Oy gizli, haber kutsal, yorum hürdür
Yıllardır yapılan “üst akıl” suçlamasında büyük bir gerçeklik payı var. Her olayda olmasa da misal, yılbaşındaki Ortaköy saldırısında bir “üst akıl” olduğu çok açık!
2017’nin ilk saatlerinde bize diyorlar ki, “ülkenizi cehenneme çevireceğiz,
Yılın ilk gününe bile huzurla, sükûnla başlayamayacaksınız,
Yıl boyunca da hep huzursuz, tedirgin, korku içinde yaşayacaksınız.”
x x x
Saldırıdan hemen sonra “kesimler” birbirini suçlamaya başladı…
Şimdi, biraz duralım ve sükûnetle düşünelim!
Böyle bir saldırının ilk amacı zaten o değil midir?
Kesimler birbirini suçlasın,
Kutuplaşma biraz daha derinleşsin,
İnsanlar birbirine biraz daha diş bilesin,
Vatandaşlar birbirine düşsün!
“Üst akıl”ın;
Türkiye’yi karıştırmak, karmaşa çıkarmak,
Ekonomiyi ve, turizmi baltalamak,
Türkiye’yi yaşanmaz bir ülke gibi göstermek,
Ülkenin içe kapanmasını sağlamak… Vs.Vs. gibi birçok hedefi olabileceği de bir sır değil!
“Üst akıl”ı gayet iyi tanıyoruz!
Peki, bu “üst akıl”ın hedefine ulaşmasını önlemek için şimdiye kadar ne yaptık, şimdi ne yapıyoruz, yarından itibaren ne yapacağız?
Her şeyden evvel, yıllardır şikâyetçi olduğumuz “üst akıl”a karşı biz de kendi aklımızı kullanıyor muyuz?
Madem amansız bir “üst akıl”ın hedefinde olduğumuzun farkındayız, onu bertaraf etmenin ancak ondan “daha üstün” bir akılla mümkün olabileceğini de fark ettik mi?
Daha üstün bir akıl nerede?
Böyle bir akla nasıl sahip olabilir, onu nasıl devreye sokabiliriz?
Meselâ, muhaliflerin de akıllarını iktidar aklına katabilir miyiz?
“Hakikatin şimşeği fikirlerin çarpışmasıyla çakar” diyen Namık Kemal’in ruhunu şad etmek için, aykırı fikirlerin ifade edilebilmesine ortam yaratılabilir mi?
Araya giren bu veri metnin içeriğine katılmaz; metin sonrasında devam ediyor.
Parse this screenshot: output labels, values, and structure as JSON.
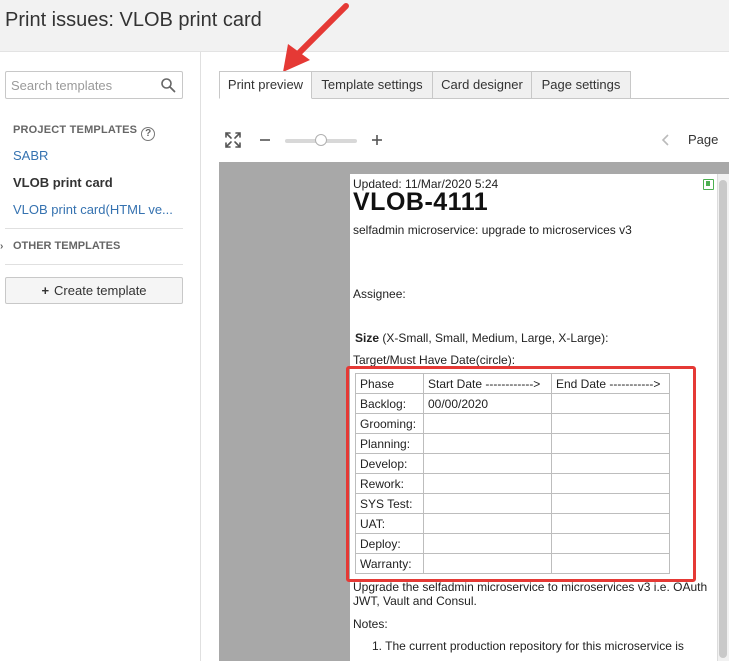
{
  "page": {
    "title": "Print issues: VLOB print card"
  },
  "sidebar": {
    "search_placeholder": "Search templates",
    "project_templates_label": "PROJECT TEMPLATES",
    "help_glyph": "?",
    "templates": [
      {
        "label": "SABR"
      },
      {
        "label": "VLOB print card"
      },
      {
        "label": "VLOB print card(HTML ve..."
      }
    ],
    "other_templates_label": "OTHER TEMPLATES",
    "create_label": "Create template"
  },
  "tabs": [
    {
      "label": "Print preview"
    },
    {
      "label": "Template settings"
    },
    {
      "label": "Card designer"
    },
    {
      "label": "Page settings"
    }
  ],
  "toolbar": {
    "page_label": "Page"
  },
  "card": {
    "updated": "Updated: 11/Mar/2020 5:24",
    "issue_key": "VLOB-4111",
    "summary": "selfadmin microservice: upgrade to microservices v3",
    "assignee": "Assignee:",
    "size_label": "Size",
    "size_options": " (X-Small, Small, Medium, Large, X-Large):",
    "target_label": "Target/Must Have Date(circle):",
    "table": {
      "headers": [
        "Phase",
        "Start Date ------------>",
        "End Date ----------->"
      ],
      "rows": [
        [
          "Backlog:",
          "00/00/2020",
          ""
        ],
        [
          "Grooming:",
          "",
          ""
        ],
        [
          "Planning:",
          "",
          ""
        ],
        [
          "Develop:",
          "",
          ""
        ],
        [
          "Rework:",
          "",
          ""
        ],
        [
          "SYS Test:",
          "",
          ""
        ],
        [
          "UAT:",
          "",
          ""
        ],
        [
          "Deploy:",
          "",
          ""
        ],
        [
          "Warranty:",
          "",
          ""
        ]
      ]
    },
    "description": "Upgrade the selfadmin microservice to microservices v3 i.e. OAuth JWT, Vault and Consul.",
    "notes_label": "Notes:",
    "note_1": "1. The current production repository for this microservice is"
  },
  "colors": {
    "link": "#3572b0",
    "annotation": "#e53935",
    "header_bg": "#f2f2f2"
  },
  "icons": {
    "search": "search-icon",
    "fullscreen": "fullscreen-icon",
    "zoom_out": "minus-icon",
    "zoom_in": "plus-icon",
    "prev_page": "chevron-left-icon",
    "bookmark": "bookmark-icon"
  }
}
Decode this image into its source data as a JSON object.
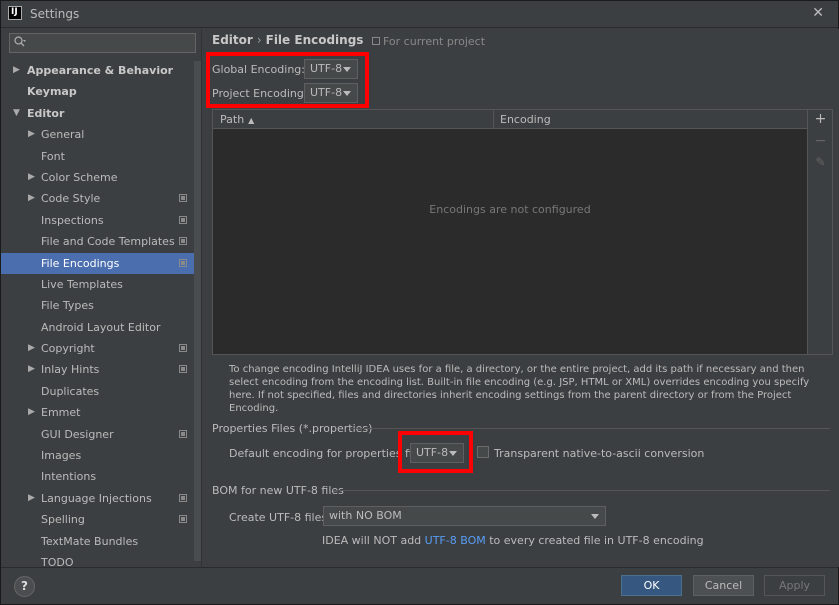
{
  "window": {
    "title": "Settings",
    "app_icon_text": "IJ",
    "close_glyph": "✕"
  },
  "sidebar": {
    "search_placeholder": "",
    "items": [
      {
        "label": "Appearance & Behavior",
        "level": 0,
        "bold": true,
        "arrow": "▶"
      },
      {
        "label": "Keymap",
        "level": 0,
        "bold": true,
        "arrow": ""
      },
      {
        "label": "Editor",
        "level": 0,
        "bold": true,
        "arrow": "▼"
      },
      {
        "label": "General",
        "level": 1,
        "arrow": "▶"
      },
      {
        "label": "Font",
        "level": 1,
        "arrow": ""
      },
      {
        "label": "Color Scheme",
        "level": 1,
        "arrow": "▶"
      },
      {
        "label": "Code Style",
        "level": 1,
        "arrow": "▶",
        "project": true
      },
      {
        "label": "Inspections",
        "level": 1,
        "arrow": "",
        "project": true
      },
      {
        "label": "File and Code Templates",
        "level": 1,
        "arrow": "",
        "project": true
      },
      {
        "label": "File Encodings",
        "level": 1,
        "arrow": "",
        "project": true,
        "selected": true
      },
      {
        "label": "Live Templates",
        "level": 1,
        "arrow": ""
      },
      {
        "label": "File Types",
        "level": 1,
        "arrow": ""
      },
      {
        "label": "Android Layout Editor",
        "level": 1,
        "arrow": ""
      },
      {
        "label": "Copyright",
        "level": 1,
        "arrow": "▶",
        "project": true
      },
      {
        "label": "Inlay Hints",
        "level": 1,
        "arrow": "▶",
        "project": true
      },
      {
        "label": "Duplicates",
        "level": 1,
        "arrow": ""
      },
      {
        "label": "Emmet",
        "level": 1,
        "arrow": "▶"
      },
      {
        "label": "GUI Designer",
        "level": 1,
        "arrow": "",
        "project": true
      },
      {
        "label": "Images",
        "level": 1,
        "arrow": ""
      },
      {
        "label": "Intentions",
        "level": 1,
        "arrow": ""
      },
      {
        "label": "Language Injections",
        "level": 1,
        "arrow": "▶",
        "project": true
      },
      {
        "label": "Spelling",
        "level": 1,
        "arrow": "",
        "project": true
      },
      {
        "label": "TextMate Bundles",
        "level": 1,
        "arrow": ""
      },
      {
        "label": "TODO",
        "level": 1,
        "arrow": ""
      }
    ]
  },
  "content": {
    "breadcrumb": {
      "part1": "Editor",
      "separator": "›",
      "part2": "File Encodings"
    },
    "for_project": "For current project",
    "global_encoding": {
      "label": "Global Encoding:",
      "value": "UTF-8"
    },
    "project_encoding": {
      "label": "Project Encoding:",
      "value": "UTF-8"
    },
    "table": {
      "col_path": "Path",
      "sort_glyph": "▲",
      "col_encoding": "Encoding",
      "empty_text": "Encodings are not configured"
    },
    "toolbar": {
      "add": "+",
      "remove": "−",
      "edit": "✎"
    },
    "help_text": "To change encoding IntelliJ IDEA uses for a file, a directory, or the entire project, add its path if necessary and then select encoding from the encoding list. Built-in file encoding (e.g. JSP, HTML or XML) overrides encoding you specify here. If not specified, files and directories inherit encoding settings from the parent directory or from the Project Encoding.",
    "properties": {
      "section_title": "Properties Files (*.properties)",
      "default_label": "Default encoding for properties files:",
      "default_value": "UTF-8",
      "native_label": "Transparent native-to-ascii conversion",
      "native_checked": false
    },
    "bom": {
      "section_title": "BOM for new UTF-8 files",
      "create_label": "Create UTF-8 files:",
      "create_value": "with NO BOM",
      "info_prefix": "IDEA will NOT add ",
      "info_link": "UTF-8 BOM",
      "info_suffix": " to every created file in UTF-8 encoding"
    }
  },
  "footer": {
    "help": "?",
    "ok": "OK",
    "cancel": "Cancel",
    "apply": "Apply"
  },
  "colors": {
    "highlight": "#ff0000",
    "selection": "#4b6eaf",
    "primary_button": "#365880",
    "link": "#589df6"
  }
}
Her eğilimi temsil edecek, “gerçek” bir “âkıl insanlar heyeti” oluşturmak ve bu insanların birikimlerinden yararlanmaya çalışmak “aklın yolu” değil mi?
“Âkıl insanlar”ın tamamen hür iradeleriyle çözümler üretmelerine imkân ve fırsat yaratmak müthiş faydalı olmaz mı?
“Akıl akıldan üstündür” düsturu gereğince, üniversitelerin, iş ve işçi dünyasının, sivil toplum örgütlerinin, esnaf ve köylü kuruluşlarının fikir ve önerileri de çözüme dâhil edilmeli. Böylece, hem aklın daha da büyümesi sağlanmalı, hem de kitleler, “millî üst aklın” bir parçası olarak onu benimsemeli.
x x x
Karşımızda yüzyılların tecrübesiyle oluşmuş sömürgeci bir “üst akıl” var.
Onun üstüne ancak binyılların tecrübe ve birikimleriyle kazandığımız millî aklımızı ve potansiyelimizi harekete geçirerek çıkabiliriz.
Hiç kimseyi, hiçbir potansiyel aklı dışlamadan… Bütün fikirlere saygı göstererek ve ifade edilmesine ortam yaratarak… Hatta teşvik ederek!
x x x
Zekî olduğumuzu göstermenin tam zamanı
84 sene evvel, Atatürk’ün mutlak bir inançla “Türk Milleti zekidir” diye hançeresini yırtarken boşa haykırmadığını, bu millet şimdi kanıtlamayacak da ne zaman kanıtlayacak?